On September 2, 2015, HHS issued the long-awaited Notice of Proposed Rulemaking (NPRM) on revisions to the rules governing federally-funded research involving individuals, commonly referred to as the Common Rule (Subpart A of 45 CFR Part 46).  The Common Rule has been in place since 1991 and is followed by 18 federal agencies.  The NPRM sets forth a number of proposed revisions in an effort to help align the Common Rule with advancements in science and the changing nature of research since the Common Rule was originally promulgated more than 20 years ago.  The NPRM was published in the Federal Register on September 8, 2015 and is available here.  Comments are due by December 7, 2015.

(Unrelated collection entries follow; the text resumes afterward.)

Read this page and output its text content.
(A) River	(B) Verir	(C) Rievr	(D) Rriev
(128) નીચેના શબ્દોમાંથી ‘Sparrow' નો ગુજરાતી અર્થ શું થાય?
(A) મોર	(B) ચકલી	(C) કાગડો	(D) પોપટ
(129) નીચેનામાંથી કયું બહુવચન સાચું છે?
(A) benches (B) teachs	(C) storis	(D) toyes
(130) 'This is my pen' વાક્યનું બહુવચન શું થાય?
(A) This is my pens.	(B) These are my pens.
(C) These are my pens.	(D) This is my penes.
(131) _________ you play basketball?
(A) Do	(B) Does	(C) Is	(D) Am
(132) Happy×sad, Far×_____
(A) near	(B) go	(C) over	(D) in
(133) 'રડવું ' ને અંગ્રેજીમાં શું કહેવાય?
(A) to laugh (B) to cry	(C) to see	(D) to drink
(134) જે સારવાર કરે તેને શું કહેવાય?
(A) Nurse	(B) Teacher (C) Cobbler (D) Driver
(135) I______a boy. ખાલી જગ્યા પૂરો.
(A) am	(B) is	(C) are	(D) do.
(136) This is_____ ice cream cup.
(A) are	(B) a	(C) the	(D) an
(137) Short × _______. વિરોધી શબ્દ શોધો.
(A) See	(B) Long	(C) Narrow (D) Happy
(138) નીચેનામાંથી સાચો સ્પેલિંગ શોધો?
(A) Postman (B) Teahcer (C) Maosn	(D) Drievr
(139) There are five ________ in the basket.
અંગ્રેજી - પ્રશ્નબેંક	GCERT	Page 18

The Common Rule was originally released when single-site investigations at universities, colleges, and medical institutions were the norm as opposed to the current shift toward more collaborative and multi-site studies.  The NPRM incorporates feedback that HHS received from interested stakeholders in response to its Advance Notice of Proposed Rulemaking published in theFederal Register on July 26, 2011 (available here).  Central to the NPRM are the proposed changes related to strengthening human subjects’ ability to make informed decisions.  Among the more significant proposals, the NPRM:

  • Updates the informed consent process to be more user-friendly by requiring, for example, that the consent forms provide the most important research details and emphasize key information relevant to a person’s decision to participate in the study;  
  • Requires the use of an informed consent to secondary research with a biospecimen whereby a person gives consent to future unspecified research uses of specimens, such as blood samples, even if the investigator is unable to identify whose biospecimen it is (the proposal allows for a broad consent for future, unspecified research studies);  
  • Enhances the oversight system by requiring the level of review to align more consistently to the seriousness of the risks and harm associated with the research study and exempting and excluding certain studies from institutional review board (IRB) oversight that are inherently low-risk;  
  • Increases privacy safeguards to help reduce the potential for violations of privacy and confidentiality;  
  • Mandates that U.S. institutions participating in cooperative research use a single IRB for the portion of research that is conducted within the United States (with limited exceptions);  
  • Enhances oversight of research reviewed by unaffiliated IRBs (that is, by IRBs not operated by or affiliated with an assurance-holding institution) and proposes, in certain instances, to hold them directly accountable for compliance with the Common Rule;   
  • Applies the scope of the NPRM to extend to all clinical trials involving human participants from a Common Rule agency, regardless of funding source, if they are conducted in a U.S. institution that receives federal funding for non-exempt human subjects research.

HHS explains in its press release that the NPRM “proposes to modernize the current regulations by enhancing the ability of individuals to make informed decisions about participating in research, while reducing unnecessary burdens by streamlining the regulator requirements for low risk research.”